His alleged victim, speaking via a video link from the New Zealand city of Auckland, broke down several times during her testimony.

She said as a young girl, of 11 or 12 years, she was taunted on the island for being a “half-caste,” and that she had been targeted and raped by Christian on four occasions. During the first attack, she said she was being held down by the defendant and two other men.

The woman said there was no one she or her parents could turn to on the island after the rapes. Under cross examination she said it was the norm on Pitcairn to keep quiet. Defense lawyers suggested other witnesses would likely contradict the woman’s claims that she was bullied at school and that sex simulation games took place at island gatherings.

Just a handful of islanders sat in their community hall, that has been converted into a court complex, to watch the case.

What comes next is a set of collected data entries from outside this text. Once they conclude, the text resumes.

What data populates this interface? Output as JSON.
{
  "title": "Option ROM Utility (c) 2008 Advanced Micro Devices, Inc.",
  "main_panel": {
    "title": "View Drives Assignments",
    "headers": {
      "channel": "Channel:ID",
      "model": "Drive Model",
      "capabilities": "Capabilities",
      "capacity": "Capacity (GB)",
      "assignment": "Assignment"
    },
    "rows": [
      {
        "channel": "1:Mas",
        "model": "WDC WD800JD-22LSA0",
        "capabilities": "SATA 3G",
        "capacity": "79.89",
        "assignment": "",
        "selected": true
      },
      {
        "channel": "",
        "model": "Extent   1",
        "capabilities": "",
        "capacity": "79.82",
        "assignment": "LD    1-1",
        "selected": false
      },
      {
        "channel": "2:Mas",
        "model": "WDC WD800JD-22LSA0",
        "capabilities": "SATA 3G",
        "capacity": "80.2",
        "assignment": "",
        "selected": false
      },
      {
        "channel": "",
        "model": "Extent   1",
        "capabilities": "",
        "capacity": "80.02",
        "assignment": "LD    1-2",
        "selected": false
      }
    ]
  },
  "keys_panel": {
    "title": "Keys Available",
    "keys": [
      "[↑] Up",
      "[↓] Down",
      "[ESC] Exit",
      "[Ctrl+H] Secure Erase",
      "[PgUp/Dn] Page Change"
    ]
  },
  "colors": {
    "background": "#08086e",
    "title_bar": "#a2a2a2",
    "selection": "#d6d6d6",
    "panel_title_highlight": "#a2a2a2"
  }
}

“I think they sense that they want to kind of keep away from it a bit and not really be involved in all of the details,” Ray Coombe, a visiting pastor told TVNZ.

[. . .]

On Tuesday, a group of women residents on the island came to the defense of the seven charged men, claiming the cases had been blown out of proportion and that the victims may have been coerced into testifying.


The Head Heeb has an extensive archive related to the various legal battles waged by the Pitcairn Islanders to alternatively reject British authority over their island and pass off what happened as something both consensual and an integral part of island culture.

If these allegations are true--and I suspect that they are--what the whole affair surrounding Pitcairn Island sexual assault trials demonstrates, very clearly, is that tradition can and is enthusiastically used as an excuse for all manner of barbarisms. Unconditional respect for culture is not compatible with unconditional respect for individual people. If I have to choose, I'll take the people every time.